Native Village
Youth and Education news
Volume 1    April 2011

Participate in the Largest Midwest Earthquake Drill

The biggest earthquakes in U.S. history were caused by the New Madrid fault. Many, including some scientists, believe another New Madrid quake -- or series of quakes -- are in the near future. Right now, small quakes are happening on a daily basis.

In an earthquake, you may only have seconds to protect yourself before something falls on you or strong shaking knocks you down. When the adrenaline kicks in, you may not act safely unless you know what to do.

Today, over 1,000,000 people have signed up to participate in the Great Central U.S. Shakeout. The Great Central U.S. Shakeout is an 11-state drill to prepare for a damaging earthquake in the central U.S.  Those taking part will practice "Drop, Cover, and Hold On." These are protective actions people should take when an earthquake begins.

Indiana is leading in the numbers of people joining The Great Central U.S. Shakeout.  Indiana's drill will be held on April 19, while other states will drill on April 28th.

Partial History of New Madrid Earthquakes
December 25, 1699: a French missionary and explorers traveling up the Mississippi felt ground shaking near todays Memphis.











A series of 1811-1812 earthquakes as predicted by Tecumseh:

December 16, 1811
Magnitude: 7.2 - 8.2 The epicenter near today's Memphis registered a Magnitude of 9.0
Felt throughout America, including Washington D.C.
27 aftershocks were felt every 6-10 minutes. Many were felt throughout the eastern US.

January 23, 1812
Epicenter in the SE corner of Missouri. Characterized by general ground warping, ejections, fissuring, severe landslides, and caving of stream banks.

February 7, 1812
(Magnitude 7.4 - 8.6) The epicenter near New Madrid, Missouri destroyed the city.
This shock created waterfalls on the Mississippi River and forced it to run backwards. It formed Reelfoot Lake.
The earthquakes were felt as far away as New York City and Boston, Massachusetts,

Hundreds of aftershocks followed until 1817.

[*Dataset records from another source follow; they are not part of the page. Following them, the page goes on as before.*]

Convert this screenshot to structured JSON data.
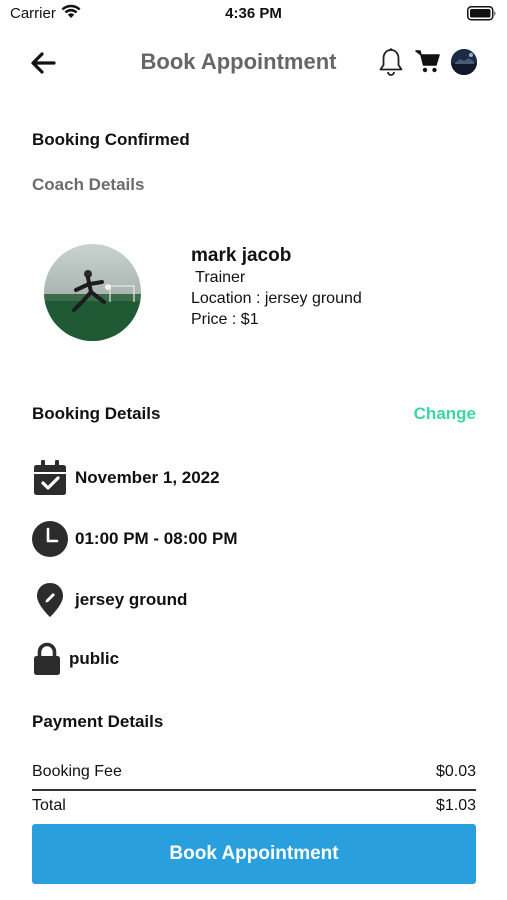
{
  "status_bar": {
    "carrier": "Carrier",
    "time": "4:36 PM"
  },
  "header": {
    "title": "Book Appointment",
    "icons": [
      "back-arrow-icon",
      "bell-icon",
      "cart-icon",
      "profile-avatar"
    ]
  },
  "booking": {
    "status": "Booking Confirmed"
  },
  "coach": {
    "section_title": "Coach Details",
    "name": "mark jacob",
    "role": " Trainer",
    "location": "Location : jersey ground",
    "price": "Price : $1"
  },
  "booking_details": {
    "title": "Booking Details",
    "change_label": "Change",
    "date": "November 1, 2022",
    "time": "01:00 PM - 08:00 PM",
    "venue": "jersey ground",
    "visibility": "public"
  },
  "payment": {
    "title": "Payment Details",
    "fee_label": "Booking Fee",
    "fee_value": "$0.03",
    "total_label": "Total",
    "total_value": "$1.03"
  },
  "cta": {
    "label": "Book Appointment"
  },
  "colors": {
    "accent_green": "#3dd6a3",
    "button_blue": "#2a9fdd",
    "heading_gray": "#666666"
  }
}
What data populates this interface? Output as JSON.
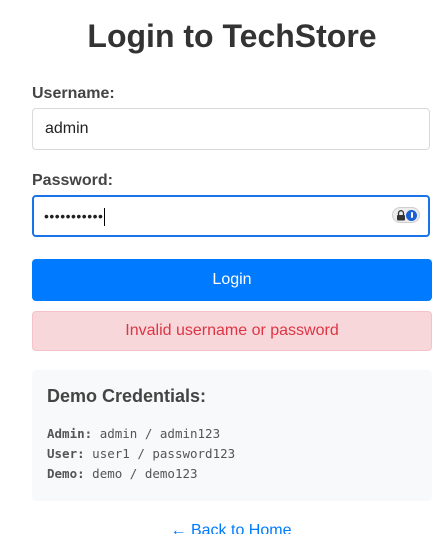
{
  "page": {
    "title": "Login to TechStore"
  },
  "form": {
    "username_label": "Username:",
    "username_value": "admin",
    "password_label": "Password:",
    "password_masked": "•••••••••••",
    "submit_label": "Login"
  },
  "error": {
    "message": "Invalid username or password"
  },
  "demo": {
    "title": "Demo Credentials:",
    "credentials": [
      {
        "key": "Admin:",
        "value": "admin / admin123"
      },
      {
        "key": "User:",
        "value": "user1 / password123"
      },
      {
        "key": "Demo:",
        "value": "demo / demo123"
      }
    ]
  },
  "footer": {
    "back_link": "← Back to Home"
  },
  "colors": {
    "primary": "#007bff",
    "error_text": "#dc3545",
    "error_bg": "#f8d7da",
    "focus_border": "#1a73e8",
    "demo_bg": "#f8f9fa"
  },
  "icons": {
    "password_manager": [
      "lock-icon",
      "password-key-icon"
    ]
  }
}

An eyewitness to these earthquakes reported:
“Great fissures opened the earth, geysers show mud and rocks hundreds of feet in the air, new hills and ridges heaved up out of the ground, and the river itself ran red with brimstone and sulfur. Whole islands in the river disappeared, the forests went under, the tall oaks snapped like twigs, and violent winds tossed bundles of fallen timbers. Deafening thunder rang to the heavens. Animals went crazy; thousands of birds hovered and screamed”.
January 4, 1842: Magnitude 6.0

October 31, 1895 Magnitude 6.5

September 17,1997 3.8 Richter magnitude, NE Arkansas

November 28, 1996 3.3 Richter magnitude. Shook 5 state area.

August 20, 1994: 3.5 magnitude earthquake near Walnut Ridge, Arkansas

December 5, 1985 3.9 Richter magnitude earthquake southwest of Blytheville, Arkansas

November 9, 1968 5.5 Richter magnitude earthquake in the Mount Carmel, Illinois

January 25, 1955 10-minute earthquake felt in NE Arkansas, Missouri. and Tennessee.